Un septuagénaire est mort aujourd’hui par asphyxie. Un fait divers parmi d’autres. Dans l’indifférence générale, il a été accompagné à sa dernière demeure, le tribunal de commerce de Limoges, par ses amis fidèles.

Le septuagénaire s’appelait L’Echo du Centre ; c’était un quotidien lancé par le Parti communiste en 1943, pendant l’Occupation donc, qui diffusait dans cinq départements, la Haute-Vienne, la Corrèze, la Dordogne, l’Indre et la Creuse.

Sa dernière ‘’une’’, aujourd’hui, était barrée d’un énorme ‘’Adieu aux lecteurs’’ et de quelques lignes : « Asphyxié économiquement, votre journal n’aura pas survécu à la crise de la presse. » Elle rappelle hélas la ‘’une’’ d’un autre journal issu de la Résistance, Combat, qui avait titré le 30 août 1974 : « Silence, on coule ! », après 9376 éditions.

L’Echo du Centre, lui, aura connu 23040 éditions et il laisse derrière lui des lecteurs et des salariés désemparés.

Aujourd’hui, alors que les milliardaires ont fait main basse sur tous les grands médias et encadrent l’information, le gouvernement reste spectateur. Le pluralisme n’est pour lui qu’un mot vide de sens. Le nouveau monde de Macron s’accommode parfaitement de la pensée unique, libérale bien sûr.

Les organisations syndicales de journalistes restent, elles aussi, étrangement absentes. Certes, depuis plusieurs années, dans la presse on reçoit plus d’avis de décès que de faire-part de naissance. Mais l’évolution est inquiétante : la profession de journalistes était capable de réagir quand des titres disparaissaient, observant une grève nationale quand Paris-Jour cessait de paraître par exemple, ou quand Robert Hersant prenait le contrôle de Paris-Normandie.

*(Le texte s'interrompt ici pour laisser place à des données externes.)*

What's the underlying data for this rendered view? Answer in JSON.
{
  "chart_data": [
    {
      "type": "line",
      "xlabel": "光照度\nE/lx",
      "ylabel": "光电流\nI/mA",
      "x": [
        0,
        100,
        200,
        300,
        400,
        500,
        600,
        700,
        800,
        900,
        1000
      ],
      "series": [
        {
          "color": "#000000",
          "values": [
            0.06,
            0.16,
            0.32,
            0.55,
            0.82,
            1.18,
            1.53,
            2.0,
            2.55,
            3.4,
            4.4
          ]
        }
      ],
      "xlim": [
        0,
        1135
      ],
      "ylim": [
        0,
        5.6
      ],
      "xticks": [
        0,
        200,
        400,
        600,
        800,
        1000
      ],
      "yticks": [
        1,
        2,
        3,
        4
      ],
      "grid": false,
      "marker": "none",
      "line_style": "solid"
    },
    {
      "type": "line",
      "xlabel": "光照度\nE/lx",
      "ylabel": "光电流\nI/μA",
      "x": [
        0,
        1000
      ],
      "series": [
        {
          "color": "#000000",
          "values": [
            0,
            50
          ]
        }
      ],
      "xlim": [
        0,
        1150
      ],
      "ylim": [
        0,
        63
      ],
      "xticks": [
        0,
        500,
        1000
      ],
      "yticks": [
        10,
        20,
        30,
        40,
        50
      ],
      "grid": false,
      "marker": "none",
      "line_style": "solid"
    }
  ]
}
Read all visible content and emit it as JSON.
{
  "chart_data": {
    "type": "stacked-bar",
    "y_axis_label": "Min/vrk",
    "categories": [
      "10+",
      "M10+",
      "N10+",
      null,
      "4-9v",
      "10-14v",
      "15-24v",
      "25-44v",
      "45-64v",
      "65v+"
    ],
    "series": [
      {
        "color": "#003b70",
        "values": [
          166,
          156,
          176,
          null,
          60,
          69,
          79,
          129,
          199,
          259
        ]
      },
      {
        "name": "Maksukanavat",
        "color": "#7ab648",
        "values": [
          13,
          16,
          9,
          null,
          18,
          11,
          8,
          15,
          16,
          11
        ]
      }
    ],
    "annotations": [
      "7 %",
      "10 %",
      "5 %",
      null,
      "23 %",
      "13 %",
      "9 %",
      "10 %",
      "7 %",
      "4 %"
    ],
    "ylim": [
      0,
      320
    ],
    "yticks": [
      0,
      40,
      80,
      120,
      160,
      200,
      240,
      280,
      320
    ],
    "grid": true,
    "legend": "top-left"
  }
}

Les prises de contrôle de Libération par Drahi, de Canal + par Bolloré, l’entrée de Kretinsky dans le capital du Monde, la vente des magazines de Lagardère ou de Mondadori n’ont pas suscité de réactions à la hauteur des enjeux.

L’Echo du Centre, lui, souffrait d’une tare originelle pour beaucoup de monde, parmi les politiques, les milieux économiques, les journalistes aussi, il était un quotidien appartenant au Parti communiste.

Seul ce Parti a tenu à bout de bras le pluralisme dans le centre de la France avec L’Echo du Centre, dans le Sud-Est avec La Marseillaise et au niveau national avec L’Humanité ; il n’en est guère récompensé ; et ceux qui pleurent ce mauvais coup porté à la démocratie sont infiniment moins nombreux que ceux qui vont fêter l’événement. Ceux-ci pensent même pouvoir s’exonérer d’un communiqué de circonstance. Leur mépris pour la démocratie et le pluralisme s’étale dans toute sa splendeur, sans vergogne.

Mais ils se trompent, la colère ne s’apaise pas.